Former Liberal senator to run in South Australian election
Updated ,first published
Former Liberal senator Cory Bernardi has become the latest political figure to join Pauline Hanson’s One Nation, which is rising ahead of the fractured Coalition in the polls.
Hanson announced Bernardi would be the leading candidate for the party’s upper house in the March election in South Australia.
“Cory has strong, solid conservative values that are a perfect fit for One Nation, and he is a leading South Australian keen to make the positive differences in his own country that the Liberals have not had the courage to make,” he said.
Bernardi served as senator until 2020. His own party, the Australian Conservatives, failed to gain any traction in 2019 after splitting from the Liberals.
He said the major parties were failing voters.
“There’s no effective opposition to the government; it’s effectively one party, ‘one party’, and that’s a bad thing for South Australians because they’re being left behind,” he said.
South Australian polls Anticipating political oblivion For the province’s Liberals, some are projected to hold as few as three seats in the lower house.
There is unconfirmed speculation that Liberal senator Alex Antic will join Bernardi. Both are far-right and to the right of the Liberal Party on the Christian right.
Former Victorian Liberal MP Bernie Finn, who fell out with the Liberals over his opposition to abortion, joined One Nation ahead of November’s Victorian state election, with the tiny party sidelining disgruntled right-wingers who had previously caused controversy.

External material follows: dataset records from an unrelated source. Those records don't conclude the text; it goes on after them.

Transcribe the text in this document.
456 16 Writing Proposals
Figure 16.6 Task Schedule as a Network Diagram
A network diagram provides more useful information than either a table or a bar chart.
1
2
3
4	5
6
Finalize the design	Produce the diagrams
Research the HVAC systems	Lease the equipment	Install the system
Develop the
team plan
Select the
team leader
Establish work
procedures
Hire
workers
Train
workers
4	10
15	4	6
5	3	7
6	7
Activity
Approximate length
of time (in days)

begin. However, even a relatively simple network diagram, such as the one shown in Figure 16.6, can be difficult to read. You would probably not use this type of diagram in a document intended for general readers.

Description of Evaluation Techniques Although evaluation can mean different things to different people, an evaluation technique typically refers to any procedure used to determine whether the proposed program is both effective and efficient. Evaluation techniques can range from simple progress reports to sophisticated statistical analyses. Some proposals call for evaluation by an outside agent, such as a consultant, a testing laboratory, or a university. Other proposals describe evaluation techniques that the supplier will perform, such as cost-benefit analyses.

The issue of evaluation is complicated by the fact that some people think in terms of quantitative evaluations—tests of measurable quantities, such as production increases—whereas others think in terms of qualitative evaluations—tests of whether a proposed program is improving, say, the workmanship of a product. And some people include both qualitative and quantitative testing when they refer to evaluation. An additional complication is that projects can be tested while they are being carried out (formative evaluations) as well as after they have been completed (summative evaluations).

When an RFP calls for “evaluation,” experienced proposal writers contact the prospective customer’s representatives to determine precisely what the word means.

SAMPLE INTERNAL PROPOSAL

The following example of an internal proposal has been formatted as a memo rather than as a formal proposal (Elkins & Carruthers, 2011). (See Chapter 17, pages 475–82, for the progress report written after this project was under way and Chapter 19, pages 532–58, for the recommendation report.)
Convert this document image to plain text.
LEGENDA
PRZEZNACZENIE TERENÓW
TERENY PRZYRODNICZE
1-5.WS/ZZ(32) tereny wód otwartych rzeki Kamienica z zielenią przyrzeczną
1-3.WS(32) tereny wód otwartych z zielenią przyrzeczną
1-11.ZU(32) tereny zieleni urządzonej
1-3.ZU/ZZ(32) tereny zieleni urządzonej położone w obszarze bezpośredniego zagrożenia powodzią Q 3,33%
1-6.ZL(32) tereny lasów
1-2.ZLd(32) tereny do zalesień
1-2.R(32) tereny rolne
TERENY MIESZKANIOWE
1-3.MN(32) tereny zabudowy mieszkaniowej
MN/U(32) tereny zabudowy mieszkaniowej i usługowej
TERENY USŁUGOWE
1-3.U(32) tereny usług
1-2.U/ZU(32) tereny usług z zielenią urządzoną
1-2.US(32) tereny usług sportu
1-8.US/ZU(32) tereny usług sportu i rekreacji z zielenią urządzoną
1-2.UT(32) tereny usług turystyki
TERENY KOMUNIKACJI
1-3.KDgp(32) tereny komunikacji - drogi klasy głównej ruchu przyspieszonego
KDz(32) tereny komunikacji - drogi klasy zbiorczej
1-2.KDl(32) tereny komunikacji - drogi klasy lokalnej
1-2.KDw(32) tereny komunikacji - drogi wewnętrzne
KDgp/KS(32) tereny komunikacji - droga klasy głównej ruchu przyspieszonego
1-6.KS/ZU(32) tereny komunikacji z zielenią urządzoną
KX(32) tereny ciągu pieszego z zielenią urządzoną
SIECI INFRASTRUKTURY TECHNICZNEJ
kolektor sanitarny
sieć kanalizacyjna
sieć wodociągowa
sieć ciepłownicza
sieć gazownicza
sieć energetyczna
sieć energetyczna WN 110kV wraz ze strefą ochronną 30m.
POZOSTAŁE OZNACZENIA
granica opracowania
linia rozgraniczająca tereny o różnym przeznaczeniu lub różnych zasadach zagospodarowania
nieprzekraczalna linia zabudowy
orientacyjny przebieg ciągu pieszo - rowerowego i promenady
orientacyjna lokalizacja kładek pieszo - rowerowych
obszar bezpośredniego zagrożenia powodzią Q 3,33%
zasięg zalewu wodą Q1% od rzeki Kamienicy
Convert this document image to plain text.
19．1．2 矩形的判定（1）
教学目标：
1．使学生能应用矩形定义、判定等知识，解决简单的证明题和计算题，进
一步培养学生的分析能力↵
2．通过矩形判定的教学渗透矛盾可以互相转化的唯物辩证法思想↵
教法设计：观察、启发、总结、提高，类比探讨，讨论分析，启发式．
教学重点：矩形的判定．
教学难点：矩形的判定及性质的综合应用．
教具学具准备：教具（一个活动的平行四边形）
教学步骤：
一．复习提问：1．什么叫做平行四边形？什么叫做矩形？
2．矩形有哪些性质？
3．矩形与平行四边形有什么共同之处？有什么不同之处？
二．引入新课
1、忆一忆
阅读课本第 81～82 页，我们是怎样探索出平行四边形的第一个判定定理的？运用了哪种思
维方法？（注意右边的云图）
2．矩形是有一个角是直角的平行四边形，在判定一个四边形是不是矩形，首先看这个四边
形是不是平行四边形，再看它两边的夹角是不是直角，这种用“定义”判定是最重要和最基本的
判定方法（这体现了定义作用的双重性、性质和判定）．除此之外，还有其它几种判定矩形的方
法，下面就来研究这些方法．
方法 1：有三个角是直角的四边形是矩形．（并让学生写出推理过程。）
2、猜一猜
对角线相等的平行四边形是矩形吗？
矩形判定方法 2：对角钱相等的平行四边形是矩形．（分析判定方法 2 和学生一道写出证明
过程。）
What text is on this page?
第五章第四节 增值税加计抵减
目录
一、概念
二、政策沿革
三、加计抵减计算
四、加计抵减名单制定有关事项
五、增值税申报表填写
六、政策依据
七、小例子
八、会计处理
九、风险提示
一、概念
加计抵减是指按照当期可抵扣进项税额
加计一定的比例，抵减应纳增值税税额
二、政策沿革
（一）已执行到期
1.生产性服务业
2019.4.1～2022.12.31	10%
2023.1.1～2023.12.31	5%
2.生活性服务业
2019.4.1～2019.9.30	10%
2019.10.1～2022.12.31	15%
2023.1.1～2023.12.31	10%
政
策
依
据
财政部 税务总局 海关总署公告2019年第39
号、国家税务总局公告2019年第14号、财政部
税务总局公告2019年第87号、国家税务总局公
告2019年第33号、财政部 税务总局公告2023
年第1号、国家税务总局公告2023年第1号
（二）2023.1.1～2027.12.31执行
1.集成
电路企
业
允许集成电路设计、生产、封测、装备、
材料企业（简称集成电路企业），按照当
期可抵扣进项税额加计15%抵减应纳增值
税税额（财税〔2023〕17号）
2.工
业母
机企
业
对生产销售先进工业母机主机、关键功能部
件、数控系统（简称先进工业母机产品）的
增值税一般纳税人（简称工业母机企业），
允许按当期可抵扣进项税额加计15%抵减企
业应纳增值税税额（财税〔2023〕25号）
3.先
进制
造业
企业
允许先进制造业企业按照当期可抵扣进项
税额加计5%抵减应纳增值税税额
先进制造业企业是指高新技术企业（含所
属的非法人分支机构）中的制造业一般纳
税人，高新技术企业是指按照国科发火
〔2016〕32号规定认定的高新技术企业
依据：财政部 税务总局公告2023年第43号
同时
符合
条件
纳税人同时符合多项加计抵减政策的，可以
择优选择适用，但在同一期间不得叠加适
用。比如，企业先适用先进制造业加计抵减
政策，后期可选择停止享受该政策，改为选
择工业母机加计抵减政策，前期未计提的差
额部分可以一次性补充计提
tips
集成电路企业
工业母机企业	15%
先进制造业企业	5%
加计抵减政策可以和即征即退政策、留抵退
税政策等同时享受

When asked by this imprint on Friday about the possibility of asylum in One Nation, Antic said: “I haven’t always gotten along well with the media, but there’s nothing worse than spoiling a surprise. I guess it’s in your best interest to wait and see.”
Antic has built a large online following, especially after the pandemic, by capitalizing on skepticism about vaccine guidelines, anti-government grievances and hostility to woke culture.
The senator has dominated the South Australian division of the Liberal Party for several years. But more recently, the Moderates, led by the likes of Senator Anne Ruston and former Coalition defense minister Christopher Pyne, have worked with more mainstream opponents on the right, such as Nicolle Flint, to reduce Antic’s influence as the South Australian Liberals face a state election wipeout in March.
There was no reference to Antic in Hanson’s statement on Bernardi, released late on Monday ahead of his press conference in Adelaide on Tuesday.
Antic had been telling colleagues for months that he was disappointed about coming to Canberra and had become estranged from his Liberal colleagues. It removed the Liberal logo from its constituency office over the summer.
One of Antic’s colleagues in the Senate spoke candidly about this possibility, saying, “There is a lot of speculation, and if it is true, this will make a lot of people happy.”
Hanson’s chief of staff, party strategist James Ashby, mocks the major departures. He told Sky News last week that the announcements expected on Tuesday “will shock people with how significant it is”.
“As One Nation we need to be the unofficial opposition and we’re on a recruitment drive that a lot of people say we don’t have,” Ashby said, promising “familiar faces and big names”.
Despite outlining few detailed policies and having a history of stoking racial concerns, One Nation is shaking up the Coalition and starting to take some votes away from Labor as its primary votes move ahead of the Liberals and Nationals.
Hanson’s uncompromising rhetoric on immigration caused his shares to rise as voters’ concerns about immigration increased. The departure of former National leader Barnaby Joyce also served to make the right-wing party more mainstream.
A. The Redbridge Group/Accent Research survey was released Sunday. Australian Financial Review It showed One Nation was the second most popular party, ahead of the Liberal or National parties. Labor fell 1 point from December to 34 percent; The combined vote for the Liberal and National parties fell from 26 per cent to 19 per cent; and One Nation went from 17 to 26.
This imprint’s Resolve Political Monitor from January showed the Coalition on 28 per cent and Hanson’s party on 18 per cent.
Joyce said on this imprint’s Inside Politics podcast last week that polling figures were weak and could decline by the election, but argued they represented a huge opportunity to build lasting support while the Coalition is mired in a policy and personnel crisis.
Hanson’s office declined several times last week to comment on Antic’s move.